Taylor, who was raised in La Cañada Flintridge, was hiking solo in Sequoia National Park in August 1972 — his Boy Scout troop bivouacked a short distance away — when he put a pencil to a lined sheet of paper: “Tim Taylor climbed to this peak, Thursday, August 17, 1972. Age 13 yrs. Anyone finding this note please write.”
Taylor placed the note in a metal film canister and left it on the 12,000-foot peak before rejoining his troop for trout fishing in a nearby lake.
"It apparent when I got to the top of this mountain, and I do remember this, that no one had ever been there before," Taylor, now 53 years old, told Fox 5 News.

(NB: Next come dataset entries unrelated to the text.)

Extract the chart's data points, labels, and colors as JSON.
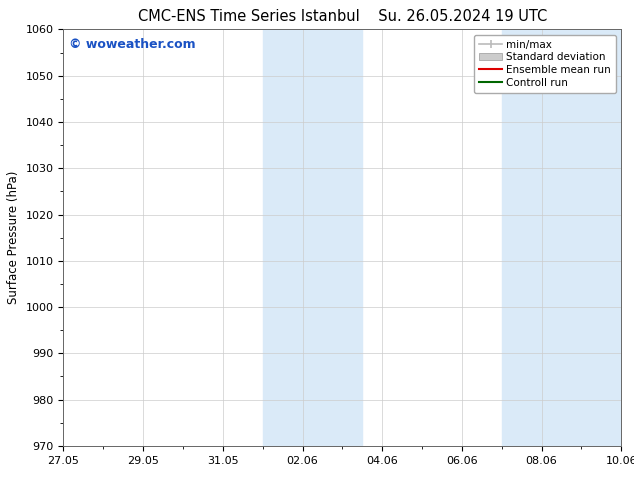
{
  "title_left": "CMC-ENS Time Series Istanbul",
  "title_right": "Su. 26.05.2024 19 UTC",
  "ylabel": "Surface Pressure (hPa)",
  "ylim": [
    970,
    1060
  ],
  "yticks": [
    970,
    980,
    990,
    1000,
    1010,
    1020,
    1030,
    1040,
    1050,
    1060
  ],
  "xlim": [
    0,
    14
  ],
  "xtick_labels": [
    "27.05",
    "29.05",
    "31.05",
    "02.06",
    "04.06",
    "06.06",
    "08.06",
    "10.06"
  ],
  "xtick_positions": [
    0,
    2,
    4,
    6,
    8,
    10,
    12,
    14
  ],
  "shaded_bands": [
    {
      "x_start": 5.0,
      "x_end": 7.5
    },
    {
      "x_start": 11.0,
      "x_end": 14.0
    }
  ],
  "shaded_color": "#daeaf8",
  "watermark_text": "© woweather.com",
  "watermark_color": "#1a52c4",
  "legend_entries": [
    {
      "label": "min/max",
      "color": "#bbbbbb",
      "style": "minmax"
    },
    {
      "label": "Standard deviation",
      "color": "#cccccc",
      "style": "band"
    },
    {
      "label": "Ensemble mean run",
      "color": "#dd0000",
      "style": "line"
    },
    {
      "label": "Controll run",
      "color": "#006600",
      "style": "line"
    }
  ],
  "bg_color": "#ffffff",
  "grid_color": "#cccccc",
  "title_fontsize": 10.5,
  "label_fontsize": 8.5,
  "tick_fontsize": 8,
  "watermark_fontsize": 9,
  "legend_fontsize": 7.5
}
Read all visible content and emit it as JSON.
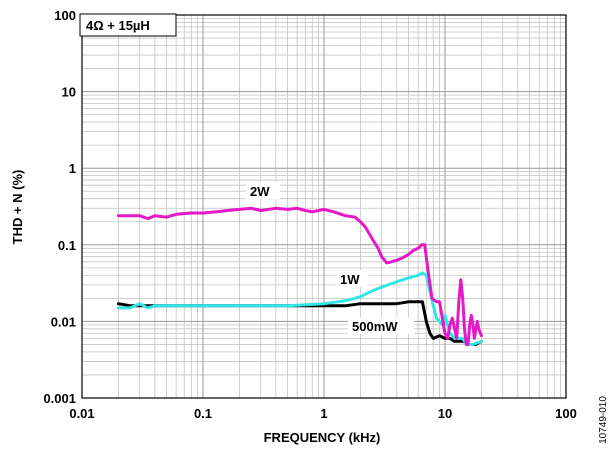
{
  "chart_data": {
    "type": "line",
    "title": "",
    "xlabel": "FREQUENCY (kHz)",
    "ylabel": "THD + N (%)",
    "x_scale": "log",
    "y_scale": "log",
    "xlim": [
      0.01,
      100
    ],
    "ylim": [
      0.001,
      100
    ],
    "x_ticks": [
      "0.01",
      "0.1",
      "1",
      "10",
      "100"
    ],
    "y_ticks": [
      "0.001",
      "0.01",
      "0.1",
      "1",
      "10",
      "100"
    ],
    "grid": true,
    "legend_box_text": "4Ω + 15µH",
    "figure_id": "10749-010",
    "series": [
      {
        "name": "2W",
        "color": "#e619c8",
        "x": [
          0.02,
          0.025,
          0.03,
          0.035,
          0.04,
          0.05,
          0.06,
          0.08,
          0.1,
          0.13,
          0.16,
          0.2,
          0.25,
          0.3,
          0.4,
          0.5,
          0.6,
          0.7,
          0.8,
          1.0,
          1.2,
          1.5,
          1.8,
          2.0,
          2.2,
          2.5,
          2.8,
          3.0,
          3.3,
          3.6,
          4.0,
          4.5,
          5.0,
          5.5,
          6.0,
          6.4,
          6.8,
          7.2,
          7.8,
          8.5,
          9.0,
          9.5,
          10.0,
          10.5,
          11.0,
          11.5,
          12.0,
          12.5,
          13.0,
          13.5,
          14.0,
          14.5,
          15.0,
          15.5,
          16.0,
          16.5,
          17.0,
          17.5,
          18.0,
          18.5,
          19.0,
          20.0
        ],
        "y": [
          0.24,
          0.24,
          0.24,
          0.22,
          0.24,
          0.23,
          0.25,
          0.26,
          0.26,
          0.27,
          0.28,
          0.29,
          0.3,
          0.28,
          0.3,
          0.29,
          0.3,
          0.28,
          0.27,
          0.29,
          0.27,
          0.24,
          0.23,
          0.2,
          0.17,
          0.12,
          0.09,
          0.07,
          0.058,
          0.06,
          0.063,
          0.068,
          0.075,
          0.085,
          0.09,
          0.1,
          0.1,
          0.05,
          0.02,
          0.018,
          0.018,
          0.011,
          0.007,
          0.006,
          0.009,
          0.011,
          0.008,
          0.006,
          0.018,
          0.035,
          0.02,
          0.008,
          0.005,
          0.005,
          0.009,
          0.012,
          0.009,
          0.006,
          0.008,
          0.01,
          0.008,
          0.0065
        ]
      },
      {
        "name": "1W",
        "color": "#33e6e6",
        "x": [
          0.02,
          0.025,
          0.03,
          0.035,
          0.04,
          0.05,
          0.07,
          0.1,
          0.2,
          0.5,
          1.0,
          1.3,
          1.6,
          2.0,
          2.5,
          3.0,
          4.0,
          5.0,
          6.0,
          6.5,
          7.0,
          7.5,
          8.0,
          8.5,
          9.0,
          9.5,
          10.0,
          11.0,
          12.0,
          13.0,
          14.0,
          15.0,
          17.0,
          20.0
        ],
        "y": [
          0.015,
          0.015,
          0.017,
          0.015,
          0.016,
          0.016,
          0.016,
          0.016,
          0.016,
          0.016,
          0.017,
          0.018,
          0.019,
          0.021,
          0.025,
          0.028,
          0.033,
          0.037,
          0.04,
          0.043,
          0.04,
          0.025,
          0.016,
          0.011,
          0.01,
          0.009,
          0.012,
          0.007,
          0.006,
          0.006,
          0.006,
          0.005,
          0.005,
          0.0055
        ]
      },
      {
        "name": "500mW",
        "color": "#000000",
        "x": [
          0.02,
          0.025,
          0.03,
          0.04,
          0.05,
          0.07,
          0.1,
          0.2,
          0.3,
          0.5,
          1.0,
          1.5,
          2.0,
          3.0,
          4.0,
          5.0,
          6.0,
          6.5,
          7.0,
          7.5,
          8.0,
          9.0,
          10.0,
          11.0,
          12.0,
          14.0,
          16.0,
          18.0,
          20.0
        ],
        "y": [
          0.017,
          0.016,
          0.016,
          0.016,
          0.016,
          0.016,
          0.016,
          0.016,
          0.016,
          0.016,
          0.016,
          0.016,
          0.017,
          0.017,
          0.017,
          0.018,
          0.018,
          0.018,
          0.01,
          0.007,
          0.006,
          0.0065,
          0.006,
          0.006,
          0.0055,
          0.0055,
          0.005,
          0.005,
          0.0055
        ]
      }
    ]
  }
}
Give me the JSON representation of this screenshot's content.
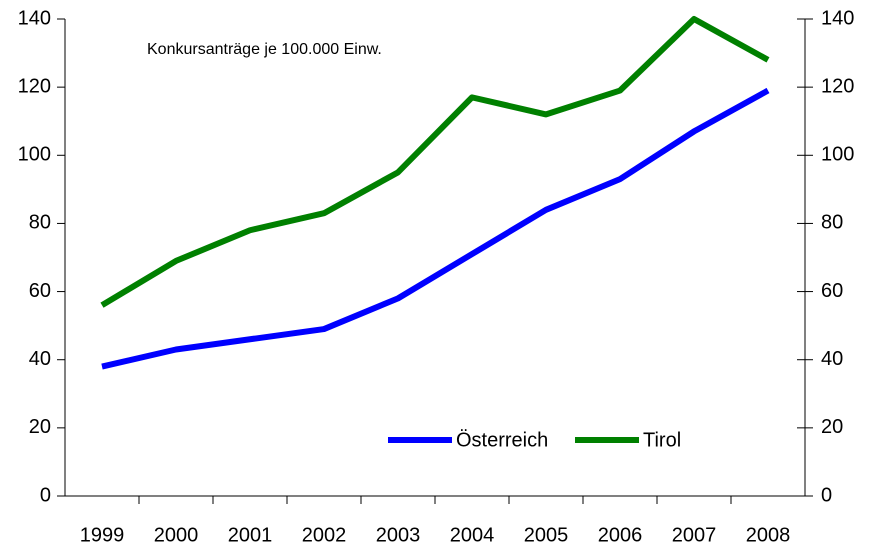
{
  "chart_data": {
    "type": "line",
    "annotation": "Konkursanträge je 100.000 Einw.",
    "categories": [
      "1999",
      "2000",
      "2001",
      "2002",
      "2003",
      "2004",
      "2005",
      "2006",
      "2007",
      "2008"
    ],
    "series": [
      {
        "name": "Österreich",
        "color": "#0000ff",
        "values": [
          38,
          43,
          46,
          49,
          58,
          71,
          84,
          93,
          107,
          119
        ]
      },
      {
        "name": "Tirol",
        "color": "#008000",
        "values": [
          56,
          69,
          78,
          83,
          95,
          117,
          112,
          119,
          140,
          128
        ]
      }
    ],
    "ylim": [
      0,
      140
    ],
    "yticks": [
      0,
      20,
      40,
      60,
      80,
      100,
      120,
      140
    ],
    "y2lim": [
      0,
      140
    ],
    "y2ticks": [
      0,
      20,
      40,
      60,
      80,
      100,
      120,
      140
    ],
    "grid": false,
    "legend": "bottom"
  }
}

Last month, another intrepid hiker, Larry Wright, 69, of Oakland, found the metal canister with the note inside. He sought out Taylor, and on Monday, Wright and now-San Diego County Superior Court Judge Timothy Taylor spoke about their visits — separated by 40 years — to the rugged region known as the Great Western Divide.

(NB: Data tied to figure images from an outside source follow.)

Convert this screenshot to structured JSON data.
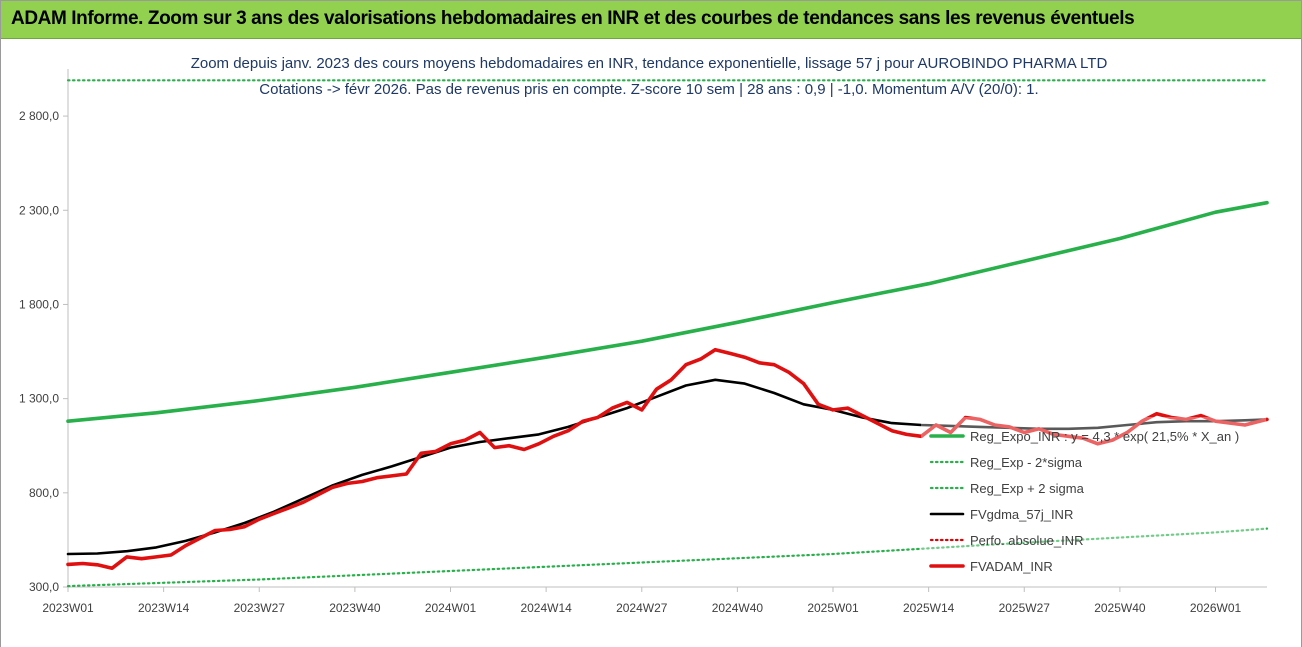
{
  "banner": {
    "title": "ADAM Informe. Zoom sur 3 ans des valorisations hebdomadaires en INR et des courbes de tendances sans les revenus éventuels"
  },
  "chart_data": {
    "type": "line",
    "subtitle_line1": "Zoom depuis janv. 2023 des cours moyens hebdomadaires en INR, tendance exponentielle, lissage 57 j pour AUROBINDO PHARMA LTD",
    "subtitle_line2": "Cotations -> févr 2026. Pas de revenus pris en compte. Z-score 10 sem | 28 ans : 0,9 | -1,0. Momentum A/V (20/0): 1.",
    "ylim": [
      300,
      3050
    ],
    "y_ticks": [
      "300,0",
      "800,0",
      "1 300,0",
      "1 800,0",
      "2 300,0",
      "2 800,0"
    ],
    "x_tick_labels": [
      "2023W01",
      "2023W14",
      "2023W27",
      "2023W40",
      "2024W01",
      "2024W14",
      "2024W27",
      "2024W40",
      "2025W01",
      "2025W14",
      "2025W27",
      "2025W40",
      "2026W01"
    ],
    "grid": false,
    "legend_position": "right",
    "series": [
      {
        "name": "Reg_Expo_INR : y = 4,3 * exp( 21,5% * X_an )",
        "color": "#28b04a",
        "style": "solid",
        "points": [
          [
            0,
            1180
          ],
          [
            12,
            1225
          ],
          [
            26,
            1290
          ],
          [
            39,
            1360
          ],
          [
            52,
            1440
          ],
          [
            65,
            1520
          ],
          [
            78,
            1605
          ],
          [
            91,
            1705
          ],
          [
            104,
            1810
          ],
          [
            117,
            1910
          ],
          [
            130,
            2030
          ],
          [
            143,
            2150
          ],
          [
            156,
            2290
          ],
          [
            163,
            2340
          ]
        ]
      },
      {
        "name": "Reg_Exp - 2*sigma",
        "color": "#28b04a",
        "style": "dotted",
        "points": [
          [
            0,
            305
          ],
          [
            26,
            340
          ],
          [
            52,
            385
          ],
          [
            78,
            430
          ],
          [
            104,
            475
          ],
          [
            130,
            535
          ],
          [
            156,
            590
          ],
          [
            163,
            610
          ]
        ]
      },
      {
        "name": "Reg_Exp + 2 sigma",
        "color": "#28b04a",
        "style": "dotted",
        "points": [
          [
            0,
            2990
          ],
          [
            163,
            2990
          ]
        ]
      },
      {
        "name": "FVgdma_57j_INR",
        "color": "#000000",
        "style": "solid",
        "points": [
          [
            0,
            475
          ],
          [
            4,
            478
          ],
          [
            8,
            490
          ],
          [
            12,
            510
          ],
          [
            16,
            545
          ],
          [
            20,
            590
          ],
          [
            24,
            640
          ],
          [
            28,
            700
          ],
          [
            32,
            770
          ],
          [
            36,
            840
          ],
          [
            40,
            895
          ],
          [
            44,
            940
          ],
          [
            48,
            990
          ],
          [
            52,
            1040
          ],
          [
            56,
            1070
          ],
          [
            60,
            1090
          ],
          [
            64,
            1110
          ],
          [
            68,
            1150
          ],
          [
            72,
            1200
          ],
          [
            76,
            1250
          ],
          [
            80,
            1310
          ],
          [
            84,
            1370
          ],
          [
            88,
            1400
          ],
          [
            92,
            1380
          ],
          [
            96,
            1330
          ],
          [
            100,
            1270
          ],
          [
            104,
            1240
          ],
          [
            108,
            1200
          ],
          [
            112,
            1170
          ],
          [
            116,
            1160
          ],
          [
            120,
            1155
          ],
          [
            124,
            1150
          ],
          [
            128,
            1145
          ],
          [
            132,
            1140
          ],
          [
            136,
            1140
          ],
          [
            140,
            1145
          ],
          [
            144,
            1160
          ],
          [
            148,
            1175
          ],
          [
            152,
            1180
          ],
          [
            156,
            1180
          ],
          [
            160,
            1185
          ],
          [
            163,
            1190
          ]
        ]
      },
      {
        "name": "Perfo. absolue_INR",
        "color": "#e00000",
        "style": "dotted",
        "points": []
      },
      {
        "name": "FVADAM_INR",
        "color": "#e01010",
        "style": "solid",
        "points": [
          [
            0,
            420
          ],
          [
            2,
            425
          ],
          [
            4,
            418
          ],
          [
            6,
            400
          ],
          [
            8,
            460
          ],
          [
            10,
            450
          ],
          [
            12,
            460
          ],
          [
            14,
            470
          ],
          [
            16,
            520
          ],
          [
            18,
            560
          ],
          [
            20,
            600
          ],
          [
            22,
            605
          ],
          [
            24,
            620
          ],
          [
            26,
            660
          ],
          [
            28,
            690
          ],
          [
            30,
            720
          ],
          [
            32,
            750
          ],
          [
            34,
            790
          ],
          [
            36,
            830
          ],
          [
            38,
            850
          ],
          [
            40,
            860
          ],
          [
            42,
            880
          ],
          [
            44,
            890
          ],
          [
            46,
            900
          ],
          [
            48,
            1010
          ],
          [
            50,
            1020
          ],
          [
            52,
            1060
          ],
          [
            54,
            1080
          ],
          [
            56,
            1120
          ],
          [
            58,
            1040
          ],
          [
            60,
            1050
          ],
          [
            62,
            1030
          ],
          [
            64,
            1060
          ],
          [
            66,
            1100
          ],
          [
            68,
            1130
          ],
          [
            70,
            1180
          ],
          [
            72,
            1200
          ],
          [
            74,
            1250
          ],
          [
            76,
            1280
          ],
          [
            78,
            1240
          ],
          [
            80,
            1350
          ],
          [
            82,
            1400
          ],
          [
            84,
            1480
          ],
          [
            86,
            1510
          ],
          [
            88,
            1560
          ],
          [
            90,
            1540
          ],
          [
            92,
            1520
          ],
          [
            94,
            1490
          ],
          [
            96,
            1480
          ],
          [
            98,
            1440
          ],
          [
            100,
            1380
          ],
          [
            102,
            1270
          ],
          [
            104,
            1240
          ],
          [
            106,
            1250
          ],
          [
            108,
            1210
          ],
          [
            110,
            1170
          ],
          [
            112,
            1130
          ],
          [
            114,
            1110
          ],
          [
            116,
            1100
          ],
          [
            118,
            1160
          ],
          [
            120,
            1120
          ],
          [
            122,
            1200
          ],
          [
            124,
            1190
          ],
          [
            126,
            1160
          ],
          [
            128,
            1150
          ],
          [
            130,
            1120
          ],
          [
            132,
            1140
          ],
          [
            134,
            1110
          ],
          [
            136,
            1100
          ],
          [
            138,
            1090
          ],
          [
            140,
            1060
          ],
          [
            142,
            1080
          ],
          [
            144,
            1120
          ],
          [
            146,
            1180
          ],
          [
            148,
            1220
          ],
          [
            150,
            1200
          ],
          [
            152,
            1190
          ],
          [
            154,
            1210
          ],
          [
            156,
            1180
          ],
          [
            158,
            1170
          ],
          [
            160,
            1160
          ],
          [
            162,
            1180
          ],
          [
            163,
            1190
          ]
        ]
      }
    ]
  }
}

Taylor said Monday that he vividly remembers leaving the note during on the third day of Boy Scout Troop 502’s 50-mile backpacking trip through the Sierra. While the other scouts took a rest day, Taylor made his solo climb.
"The place was just alive with grasshoppers. I remember deciding to climb to the top of the mountain," he said. "I remember what a spectacular panoramic view it was from up there."
Taylor left La Cañada in 1977 to attend USC and his family moved several years later.
Taylor went from USC to Georgetown Law School. He then spent more than 20 years with law firm Sheppard, Mullin, Richter & Hampton and was living in Coronado when Gov. Arnold Schwarzenegger named him to the bench in January 2005.
Last month, Larry Wright, his son, grandson and others were hiking in the Milestone Mountain area when Wright found the note.
He tried to reach Taylor at his old La Cañada address, and having no luck, turned to the La Cañada Valley Sun. The paper published its story over the weekend, and Taylor got a call from an old family friend.
"He just walked out to his driveway, picked up his paper and there I was," Taylor said. The friend said, "Tim, you're not going to believe this. You're in the paper for a note you left 40 years ago on some mountaintop in the Sierras."
Since the peak he climbed is still nameless, Taylor thought maybe it can take its name from the unlikely connection forged by his note.
“I’m probably the first to climb that peak, and I think [Larry Wright] and his grandson are probably the second,” he said. “Maybe we can name it the Taylor-Wright Peak — after the first two people to climb it.”